3. Prix à l'exportation
(16) Les deux producteurs/exportateurs chinois qui ont répondu au questionnaire représentaient la quasi-totalité des exportations chinoises du produit concerné vers la Communauté. Les exportateurs chinois ayant coopéré destinant leurs exportations vers la Communauté directement à des importateurs indépendants, les prix à l'exportation ont été établis sur la base des prix effectivement payés ou à payer par des importateurs indépendants, conformément à l'article 2, paragraphe 8, du règlement de base, tels qu'ils avaient été communiqués par les exportateurs ayant coopéré.
4. Comparaison
(17) Aux fins d'une comparaison équitable, le prix à l'exportation a été ajusté au niveau FOB port chinois et la valeur normale a été ajustée de même au niveau FOB frontière nationale.
La comparaison entre le prix à l'exportation et la valeur normale, sur la base d'une moyenne pondérée, a mis en évidence une marge de dumping de minimis de 1,5 %.
F. RÉCURRENCE DU DUMPING
(18) Afin de déterminer la probabilité d'une récurrence du dumping, il faut observer que les prix unitaires chinois pour la DHS ont augmenté depuis 1993, la hausse générale atteignant 40 % à la fin de la période d'enquête. Au cours de cette période, le volume des importations a également augmenté au point de représenter à présent 98 % des importations directes dans la Communauté.
Tous ces développements sont essentiellement dus au fait que la Chine est à présent pratiquement la seule source d'approvisionnement pour le marché libre de la Communauté. Ces circonstances impliquent que la concurrence sur le marché en ce qui concerne la DHS est désormais limitée. Rien n'indique que cette situation changera, ce qui a amené la Commission à estimer que la récurrence du dumping par les importations chinoises était improbable. Aucun argument contraire n'a été avancé.
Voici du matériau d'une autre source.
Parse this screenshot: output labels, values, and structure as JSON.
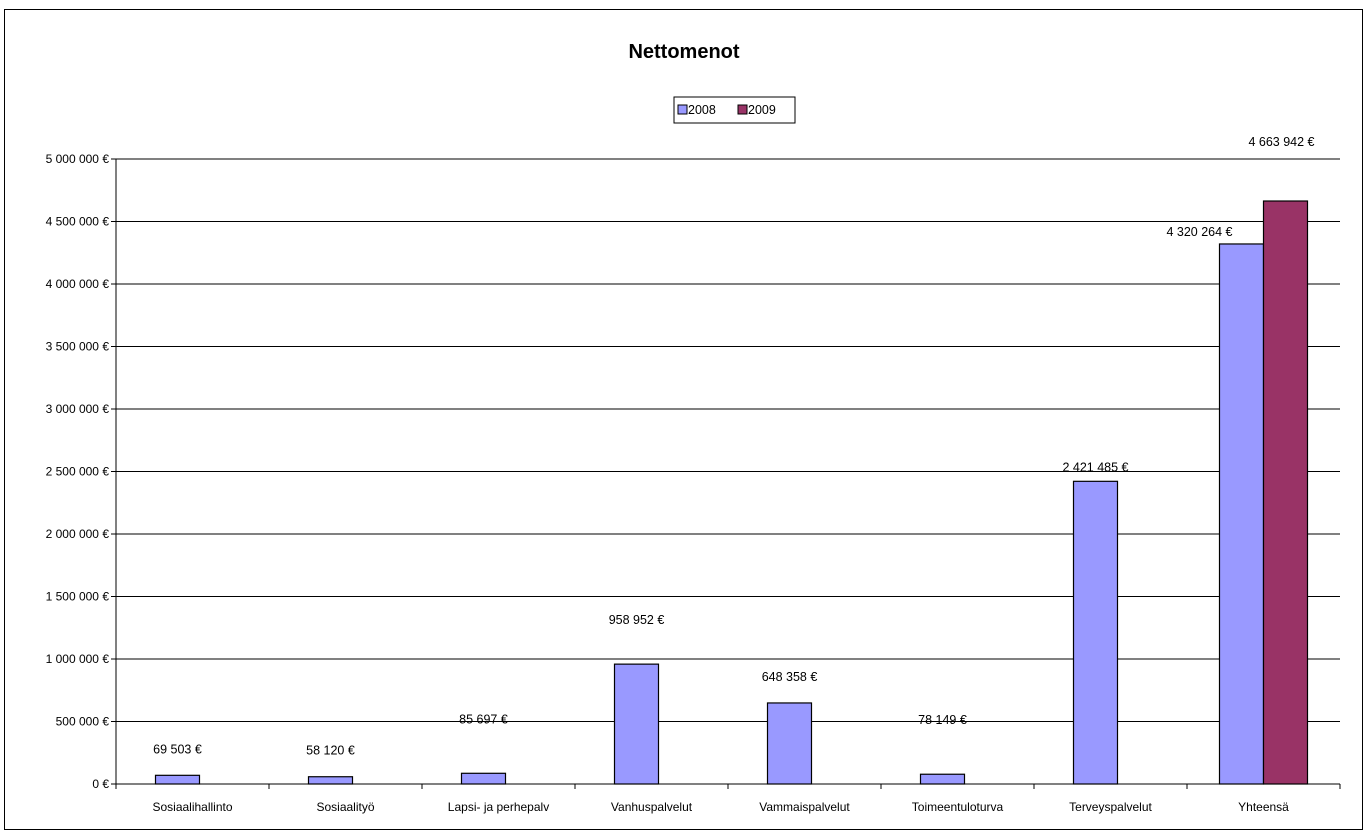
{
  "chart_data": {
    "type": "bar",
    "title": "Nettomenot",
    "xlabel": "",
    "ylabel": "",
    "categories": [
      "Sosiaalihallinto",
      "Sosiaalityö",
      "Lapsi- ja perhepalv",
      "Vanhuspalvelut",
      "Vammaispalvelut",
      "Toimeentuloturva",
      "Terveyspalvelut",
      "Yhteensä"
    ],
    "series": [
      {
        "name": "2008",
        "color": "#9999ff",
        "values": [
          69503,
          58120,
          85697,
          958952,
          648358,
          78149,
          2421485,
          4320264
        ],
        "labels": [
          "69 503 €",
          "58 120 €",
          "85 697 €",
          "958 952 €",
          "648 358 €",
          "78 149 €",
          "2 421 485 €",
          "4 320 264 €"
        ]
      },
      {
        "name": "2009",
        "color": "#993366",
        "values": [
          null,
          null,
          null,
          null,
          null,
          null,
          null,
          4663942
        ],
        "labels": [
          "",
          "",
          "",
          "",
          "",
          "",
          "",
          "4 663 942 €"
        ]
      }
    ],
    "ylim": [
      0,
      5000000
    ],
    "yticks": [
      0,
      500000,
      1000000,
      1500000,
      2000000,
      2500000,
      3000000,
      3500000,
      4000000,
      4500000,
      5000000
    ],
    "ytick_labels": [
      "0 €",
      "500 000 €",
      "1 000 000 €",
      "1 500 000 €",
      "2 000 000 €",
      "2 500 000 €",
      "3 000 000 €",
      "3 500 000 €",
      "4 000 000 €",
      "4 500 000 €",
      "5 000 000 €"
    ],
    "grid": true,
    "legend": "top-center"
  }
}
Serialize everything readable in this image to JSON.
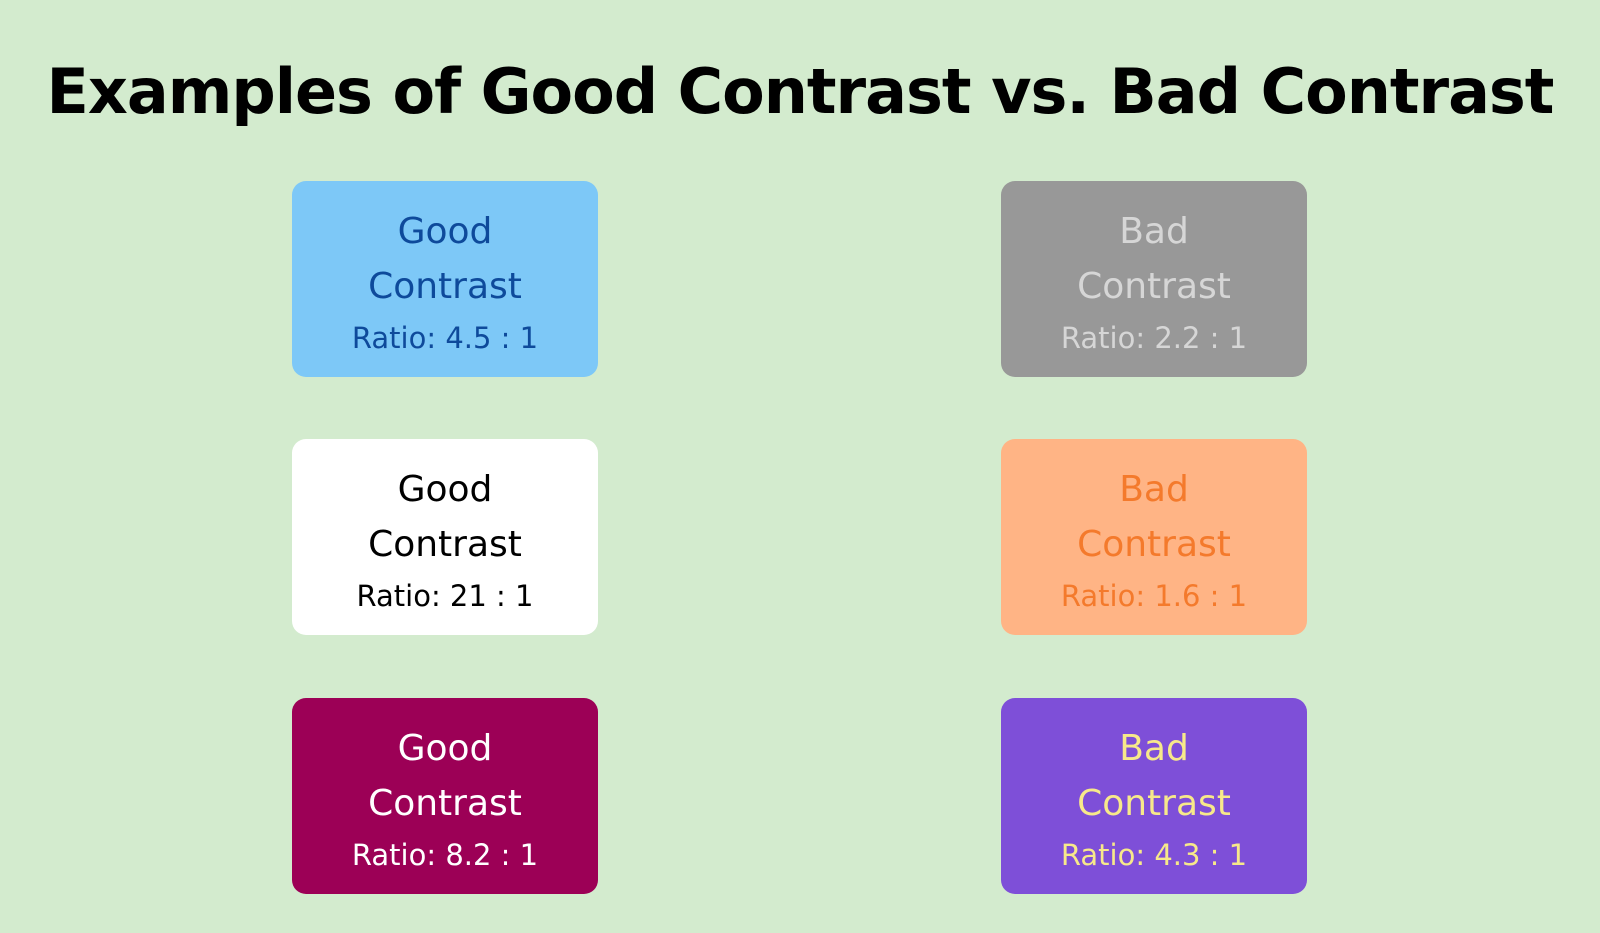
{
  "title": "Examples of Good Contrast vs. Bad Contrast",
  "cards": [
    {
      "line1": "Good",
      "line2": "Contrast",
      "ratio": "Ratio: 4.5 : 1",
      "bg": "#7dc8f7",
      "fg": "#0e4a9b"
    },
    {
      "line1": "Bad",
      "line2": "Contrast",
      "ratio": "Ratio: 2.2 : 1",
      "bg": "#989898",
      "fg": "#d6d6d6"
    },
    {
      "line1": "Good",
      "line2": "Contrast",
      "ratio": "Ratio: 21 : 1",
      "bg": "#ffffff",
      "fg": "#000000"
    },
    {
      "line1": "Bad",
      "line2": "Contrast",
      "ratio": "Ratio: 1.6 : 1",
      "bg": "#ffb485",
      "fg": "#f47a2c"
    },
    {
      "line1": "Good",
      "line2": "Contrast",
      "ratio": "Ratio: 8.2 : 1",
      "bg": "#9c0056",
      "fg": "#ffffff"
    },
    {
      "line1": "Bad",
      "line2": "Contrast",
      "ratio": "Ratio: 4.3 : 1",
      "bg": "#7e4fd8",
      "fg": "#f7e98a"
    }
  ]
}
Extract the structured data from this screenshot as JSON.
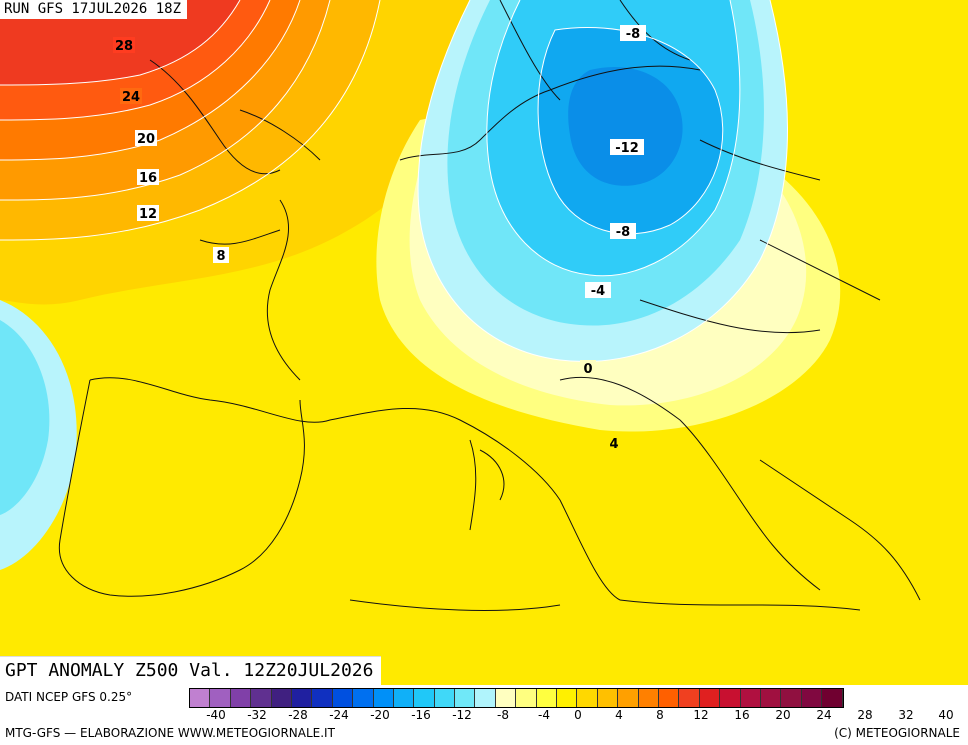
{
  "header": {
    "run": "RUN GFS 17JUL2026 18Z",
    "title": "GPT ANOMALY Z500 Val. 12Z20JUL2026"
  },
  "footer": {
    "source": "DATI NCEP GFS 0.25°",
    "credit": "MTG-GFS — ELABORAZIONE WWW.METEOGIORNALE.IT",
    "copyright": "(C) METEOGIORNALE"
  },
  "legend": {
    "colors": [
      "#c080d0",
      "#a060c0",
      "#8040a8",
      "#603090",
      "#402080",
      "#2020a0",
      "#1030c0",
      "#0050e0",
      "#0070f0",
      "#0090f8",
      "#10b0f8",
      "#20c8f8",
      "#40d8f8",
      "#70e8f8",
      "#b0f4fc",
      "#ffffc0",
      "#ffff80",
      "#ffff40",
      "#fff000",
      "#ffd800",
      "#ffc000",
      "#ffa000",
      "#ff8000",
      "#ff6000",
      "#f04020",
      "#e02020",
      "#c81030",
      "#b01040",
      "#a01040",
      "#901040",
      "#800840",
      "#700030"
    ],
    "ticks": [
      "-40",
      "-32",
      "-28",
      "-24",
      "-20",
      "-16",
      "-12",
      "-8",
      "-4",
      "0",
      "4",
      "8",
      "12",
      "16",
      "20",
      "24",
      "28",
      "32",
      "40"
    ]
  },
  "contour_labels": [
    {
      "text": "28"
    },
    {
      "text": "24"
    },
    {
      "text": "20"
    },
    {
      "text": "16"
    },
    {
      "text": "12"
    },
    {
      "text": "8"
    },
    {
      "text": "-8"
    },
    {
      "text": "-12"
    },
    {
      "text": "-8"
    },
    {
      "text": "-4"
    },
    {
      "text": "0"
    },
    {
      "text": "4"
    }
  ]
}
G. PRÉJUDICE ET INTÉRÊT DE LA COMMUNAUTÉ
(19) Compte tenu des conclusions en ce qui concerne le dumping, on a estimé qu'il n'était pas nécessaire d'approfondir les aspects liés au préjudice et à l'intérêt de la Communauté dans la mesure où cela n'était pas de nature à modifier lesdites conclusions. Le producteur de la Communauté a été informé des conclusions de la Commission et a contesté les chiffres utilisés pour retracer l'évolution des prix chinois que la Commission avait établis sur la base d'Eurostat. Toutefois, aucune autre information fondée n'a été présentée qui serait de nature à modifier les conclusions de la Commission à ce sujet.
H. CONCLUSION
(20) Compte tenu de ce qui précède, on a conclu que la procédure concernant les importations de DHS originaires de la République populaire de Chine devait être clôturée et que le droit antidumping en vigueur devait être abrogé,
Décide :
Article unique
La procédure antidumping concernant les importations de dihydrostreptomycine relevant des codes NC 2941 20 10 et 2941 20 20, originaires de la République populaire de Chine, est close.
Notes :
(1) JO L 56 du 6. 3. 1996, p. 1.
(2) JO L 317 du 6. 12. 1996, p. 1.
(3) JO L 362 du 31. 12. 1991, p. 1.
(4) JO C 1 du 4. 1. 1996, p. 4.
(5) JO C 386 du 20. 12. 1996, p. 9.
(6) Estimation fondée sur Eurostat, codes NC 2941 20 10 et 2941 20 20.